African heritage sites are under threat, but they can be restored by effective trans-boundary cooperation.

Arinze Madeleine Ogechukwu, a Risk Management expert said this in a paper she presented at UNESCO Meeting on Trans-boundary Cooperation held recently in Cote D’ Ivoire.

According to her, there were 1.11 heritage sites in the world as at 2018, made up of 858 cultural, 212 natural and 41mixed, pointing out that 54 of the sites were in danger.

She said Africa had 17 or 44% of the world’s heritage sites in danger lists, out of which twelve natural, three cultural and two mixed.

The cultural sites she noted were more likely to be threatened by accidental damage or structural deterioration due to neglect, citing, the recent destruction of some famous mausoleums in the ancient Malian Town of Timbuktu, as example.

Arinze who is the Chief Consultant at the Information Literacy Consult (ILC) said natural sites are vulnerable during periods of unrest, adding that the current problems facing sites in Central African Republic, Cote D’ Ivoire, Congo, Ethiopia, Niger and Madagascar all began during periods of civil unrests.
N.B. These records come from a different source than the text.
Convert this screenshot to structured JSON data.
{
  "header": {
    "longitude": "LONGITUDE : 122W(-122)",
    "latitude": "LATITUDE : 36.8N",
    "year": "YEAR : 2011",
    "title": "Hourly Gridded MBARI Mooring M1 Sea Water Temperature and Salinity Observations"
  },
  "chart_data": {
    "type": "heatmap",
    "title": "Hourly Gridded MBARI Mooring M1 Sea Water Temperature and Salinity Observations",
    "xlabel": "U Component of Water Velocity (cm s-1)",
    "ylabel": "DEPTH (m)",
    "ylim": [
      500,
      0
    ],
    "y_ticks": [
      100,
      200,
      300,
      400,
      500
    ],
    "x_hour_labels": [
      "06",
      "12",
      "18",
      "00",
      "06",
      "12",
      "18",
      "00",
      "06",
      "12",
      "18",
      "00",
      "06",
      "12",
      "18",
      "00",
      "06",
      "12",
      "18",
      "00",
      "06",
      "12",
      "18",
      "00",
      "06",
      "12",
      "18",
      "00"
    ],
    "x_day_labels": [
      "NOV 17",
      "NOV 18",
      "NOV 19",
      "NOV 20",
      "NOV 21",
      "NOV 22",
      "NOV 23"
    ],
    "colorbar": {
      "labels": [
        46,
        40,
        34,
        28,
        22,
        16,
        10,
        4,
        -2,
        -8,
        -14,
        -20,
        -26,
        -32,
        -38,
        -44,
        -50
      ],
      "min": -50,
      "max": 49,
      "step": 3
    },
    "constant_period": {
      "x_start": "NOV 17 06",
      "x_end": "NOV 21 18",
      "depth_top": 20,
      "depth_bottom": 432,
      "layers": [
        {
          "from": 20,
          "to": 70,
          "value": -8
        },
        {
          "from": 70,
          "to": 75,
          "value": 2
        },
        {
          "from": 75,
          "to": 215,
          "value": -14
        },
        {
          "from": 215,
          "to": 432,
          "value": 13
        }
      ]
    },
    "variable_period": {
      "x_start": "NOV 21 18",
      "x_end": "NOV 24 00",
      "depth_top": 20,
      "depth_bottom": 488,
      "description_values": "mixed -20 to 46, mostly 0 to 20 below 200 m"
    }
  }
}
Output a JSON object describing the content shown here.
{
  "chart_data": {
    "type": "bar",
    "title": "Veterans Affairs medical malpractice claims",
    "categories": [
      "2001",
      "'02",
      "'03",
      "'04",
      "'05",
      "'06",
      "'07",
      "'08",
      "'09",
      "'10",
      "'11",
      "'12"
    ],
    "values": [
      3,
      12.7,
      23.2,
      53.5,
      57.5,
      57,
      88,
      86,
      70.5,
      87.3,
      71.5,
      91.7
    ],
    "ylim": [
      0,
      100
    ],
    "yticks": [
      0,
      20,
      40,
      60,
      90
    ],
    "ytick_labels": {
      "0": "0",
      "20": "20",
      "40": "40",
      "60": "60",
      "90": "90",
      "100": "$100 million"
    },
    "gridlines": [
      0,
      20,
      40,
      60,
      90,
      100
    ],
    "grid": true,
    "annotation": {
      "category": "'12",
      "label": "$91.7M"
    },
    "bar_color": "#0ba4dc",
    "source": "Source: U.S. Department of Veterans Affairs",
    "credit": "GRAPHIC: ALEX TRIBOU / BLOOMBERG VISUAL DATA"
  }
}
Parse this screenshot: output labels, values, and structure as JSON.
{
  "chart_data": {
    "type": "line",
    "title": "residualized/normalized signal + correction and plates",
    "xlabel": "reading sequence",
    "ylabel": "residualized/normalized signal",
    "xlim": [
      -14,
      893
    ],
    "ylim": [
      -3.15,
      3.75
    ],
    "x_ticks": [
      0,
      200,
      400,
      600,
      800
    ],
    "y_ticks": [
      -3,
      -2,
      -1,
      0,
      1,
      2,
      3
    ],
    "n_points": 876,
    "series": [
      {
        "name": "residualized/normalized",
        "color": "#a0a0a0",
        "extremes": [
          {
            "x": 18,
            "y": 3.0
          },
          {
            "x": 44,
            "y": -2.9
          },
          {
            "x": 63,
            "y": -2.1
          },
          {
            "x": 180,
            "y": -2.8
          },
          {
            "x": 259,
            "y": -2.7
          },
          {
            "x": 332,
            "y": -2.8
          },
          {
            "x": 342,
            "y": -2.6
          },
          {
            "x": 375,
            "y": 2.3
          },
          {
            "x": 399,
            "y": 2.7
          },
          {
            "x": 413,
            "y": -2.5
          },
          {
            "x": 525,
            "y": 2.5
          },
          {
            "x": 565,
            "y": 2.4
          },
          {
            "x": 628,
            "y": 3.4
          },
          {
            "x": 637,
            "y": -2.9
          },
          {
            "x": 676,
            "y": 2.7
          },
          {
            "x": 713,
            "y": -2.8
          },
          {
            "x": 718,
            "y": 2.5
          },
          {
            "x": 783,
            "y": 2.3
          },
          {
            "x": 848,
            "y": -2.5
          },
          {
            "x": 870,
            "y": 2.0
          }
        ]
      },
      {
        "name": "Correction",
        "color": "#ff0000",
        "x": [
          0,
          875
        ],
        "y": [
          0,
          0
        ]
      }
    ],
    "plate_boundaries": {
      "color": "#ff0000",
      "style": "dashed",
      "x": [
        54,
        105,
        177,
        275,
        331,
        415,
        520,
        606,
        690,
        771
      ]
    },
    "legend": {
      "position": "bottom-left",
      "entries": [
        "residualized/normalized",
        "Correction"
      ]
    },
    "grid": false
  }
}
She listed heritage sites that could face danger in Africa if not properly managed as follows: Botswana’s Okavango Delta, Kenya’s Lake System of the Great Rift Valley, Namibia’s Namib Sand Sea, South Africa’s Cape Floristic Region, Tanzania’s Kilimanjaro National Park, Ngorongoro Conservation Area, Serengeti National Park, The Seychelles, Aldabra Atoll, Uganda’s Bwindi Impenetrable National Park, Mosi-oa Tunya/Victoria Falls and Zimbabwe’s Mana Pools National Park.

Add these to golden sand dunes, thundering falls, world’s population of giant tortoise, famous Rivers and Lake Like Zambezi, Limpopo, Lakes Victoria and Chad, the Trans-boundary Management Expert asserted that Africa’s heritage sites would encompass staggering beauty and diversity if African countries manage them through effective trans-boundary cooperation.

“And for this trans-boundary cooperation in African region to be effective, nations must be willing to share their resources candidly with other nations; they must be willing to show concern for others, especially nations of their own region”, Arinze posited.

For Nigeria which has two world class heritage sites at Soku and Oshogbo, she suggested that it should add more to the existing sites because of the immense benefits that would come to the country through trans-boundary cooperation.